Since we are working in the streaming model, your algorithms must be extremely memory efficient. To track the amount of memory your program is using, you must use the functions provided to you in cs368lib.py. cs368lib.py must not be modified. The cs368lib file provides to you the following functions/classes that you may find useful:

class tracked_sortedlist: A dynamic list that retains sorted order. Any operations on this list run in logarithmic time. Any python list operations (such as indexing, iteration, or slicing) will work on this list.
class tracked_list: A normal dynamic list. Appending or popping from the end is constant time. Any python list operations (such as indexing, iteration, or slicing) will work on this list.
tracked_int and tracked_double: Use these functions when you want to create an integer or a double variable.
hash and hash_double: These functions take in an integer elem and an integer seed. hash will map the integer elem to a random 64-bit integer. hash_double will map the integer to a random value in [0, 1]. To get different hash functions, use different seed values.

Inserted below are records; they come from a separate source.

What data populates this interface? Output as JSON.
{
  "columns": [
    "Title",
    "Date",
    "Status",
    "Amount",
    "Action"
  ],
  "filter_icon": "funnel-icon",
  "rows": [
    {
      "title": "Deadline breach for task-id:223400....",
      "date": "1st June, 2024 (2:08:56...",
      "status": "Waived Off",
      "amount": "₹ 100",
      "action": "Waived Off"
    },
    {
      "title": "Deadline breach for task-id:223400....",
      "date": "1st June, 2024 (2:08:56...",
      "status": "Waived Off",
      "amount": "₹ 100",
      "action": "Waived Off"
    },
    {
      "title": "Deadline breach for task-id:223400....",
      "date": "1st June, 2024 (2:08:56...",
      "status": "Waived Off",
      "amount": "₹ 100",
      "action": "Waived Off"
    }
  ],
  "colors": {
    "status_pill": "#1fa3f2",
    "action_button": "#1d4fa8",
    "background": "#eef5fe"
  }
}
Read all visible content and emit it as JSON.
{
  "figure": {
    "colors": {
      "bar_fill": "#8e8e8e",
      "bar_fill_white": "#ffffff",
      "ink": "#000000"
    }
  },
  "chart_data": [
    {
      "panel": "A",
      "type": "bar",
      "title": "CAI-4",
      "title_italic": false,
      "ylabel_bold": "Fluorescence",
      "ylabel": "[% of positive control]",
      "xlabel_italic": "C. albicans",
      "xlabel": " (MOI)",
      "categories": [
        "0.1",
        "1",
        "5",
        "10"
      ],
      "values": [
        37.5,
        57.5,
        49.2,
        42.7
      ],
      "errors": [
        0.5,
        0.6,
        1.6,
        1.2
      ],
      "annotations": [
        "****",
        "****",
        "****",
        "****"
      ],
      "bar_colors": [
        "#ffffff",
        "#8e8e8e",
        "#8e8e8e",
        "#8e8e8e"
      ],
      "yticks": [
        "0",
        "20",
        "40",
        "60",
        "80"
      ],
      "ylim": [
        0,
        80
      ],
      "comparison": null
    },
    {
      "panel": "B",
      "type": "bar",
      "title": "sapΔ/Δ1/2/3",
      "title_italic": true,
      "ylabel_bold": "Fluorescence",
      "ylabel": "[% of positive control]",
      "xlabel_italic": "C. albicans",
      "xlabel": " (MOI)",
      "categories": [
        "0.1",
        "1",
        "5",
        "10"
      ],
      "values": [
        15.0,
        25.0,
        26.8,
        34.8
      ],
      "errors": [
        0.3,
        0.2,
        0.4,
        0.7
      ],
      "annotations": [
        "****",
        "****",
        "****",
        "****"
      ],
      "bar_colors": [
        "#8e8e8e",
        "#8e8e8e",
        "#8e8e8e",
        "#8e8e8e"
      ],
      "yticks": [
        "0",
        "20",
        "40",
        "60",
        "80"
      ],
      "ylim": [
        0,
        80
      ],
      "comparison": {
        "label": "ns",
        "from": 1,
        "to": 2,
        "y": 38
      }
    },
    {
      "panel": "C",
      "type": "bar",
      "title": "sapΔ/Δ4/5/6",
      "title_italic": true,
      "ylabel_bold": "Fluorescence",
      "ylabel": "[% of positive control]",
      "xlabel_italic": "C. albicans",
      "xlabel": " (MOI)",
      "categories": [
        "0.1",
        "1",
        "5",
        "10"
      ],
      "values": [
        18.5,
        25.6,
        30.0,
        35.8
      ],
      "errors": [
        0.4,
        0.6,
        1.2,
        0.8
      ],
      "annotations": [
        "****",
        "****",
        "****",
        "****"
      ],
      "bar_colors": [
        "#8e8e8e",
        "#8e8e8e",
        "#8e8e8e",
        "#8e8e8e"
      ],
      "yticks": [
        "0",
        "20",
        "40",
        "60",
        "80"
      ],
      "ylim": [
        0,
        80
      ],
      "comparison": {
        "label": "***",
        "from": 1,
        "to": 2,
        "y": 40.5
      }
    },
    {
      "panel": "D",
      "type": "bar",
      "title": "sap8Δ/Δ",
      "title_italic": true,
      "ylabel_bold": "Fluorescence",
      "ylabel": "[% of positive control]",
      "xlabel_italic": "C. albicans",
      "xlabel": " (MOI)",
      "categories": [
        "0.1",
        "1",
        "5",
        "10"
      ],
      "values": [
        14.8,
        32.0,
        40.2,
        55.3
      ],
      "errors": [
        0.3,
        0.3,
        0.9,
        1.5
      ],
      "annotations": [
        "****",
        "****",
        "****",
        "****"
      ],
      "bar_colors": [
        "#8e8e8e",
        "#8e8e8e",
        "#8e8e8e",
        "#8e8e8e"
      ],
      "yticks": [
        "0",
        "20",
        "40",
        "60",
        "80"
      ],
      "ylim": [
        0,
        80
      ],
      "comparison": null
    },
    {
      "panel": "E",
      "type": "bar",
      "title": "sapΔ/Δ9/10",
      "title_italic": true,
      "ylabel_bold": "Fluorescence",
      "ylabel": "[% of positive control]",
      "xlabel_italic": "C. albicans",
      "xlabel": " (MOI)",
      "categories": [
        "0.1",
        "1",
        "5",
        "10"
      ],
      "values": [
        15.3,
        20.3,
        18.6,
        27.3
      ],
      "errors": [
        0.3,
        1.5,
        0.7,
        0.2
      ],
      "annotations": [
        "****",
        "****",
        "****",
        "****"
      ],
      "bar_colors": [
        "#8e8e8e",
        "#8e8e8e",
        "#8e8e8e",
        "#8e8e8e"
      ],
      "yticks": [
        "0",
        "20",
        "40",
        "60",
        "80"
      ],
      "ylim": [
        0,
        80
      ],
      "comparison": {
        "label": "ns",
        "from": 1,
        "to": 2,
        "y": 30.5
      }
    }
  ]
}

Any memory you use must be tracked using cs368lib. Failure to do so will result in penalization.

Submissions, Grading, and ⚝Scoreboard⚝

Scoreboard names

When you submit to gradescope, please only upload stream.py. Upon submission, you will get a prompt for filling out your scoreboard name. Feel free to choose any name you wish.

Time limits

The judge will run your estimators on a variety of input distributions under a some-what tight time limit. This means that the time complexity of your solution is important as well. Each test case will get 1-10 seconds of run time. If you timeout on a test case, no credit is given for that test case.

Memory limits

The grader also grades you based on the amount of memory you use. If your submission uses too much memory on a test case, no credit is given. The accepted level of memory is 30/eps^2 (since the memory of the hash functions is not counted). You are encouraged to optimize your solution to use even less memory.

Accepted level of error

If your solution does not return something within an additive eps F1 error of the exact solution, no credit is given.

Lastly, please do not submit excessively. Each submission takes a few minutes to judge and we only have 1 machine. Instead, test things locally when possible.

Final words

Start early! Please do not leave the programming assignments to the last minute.
For testing your solution, it may help to write random input generators and test locally. To help you test, the default implementation of the estimators returns the exact solution.
Always keep in mind the time complexity of your solution. It must run fast enough to process a stream of size 100k in less than 10 seconds.
If you have suggestions for new problems or improvements to current problems, let me know!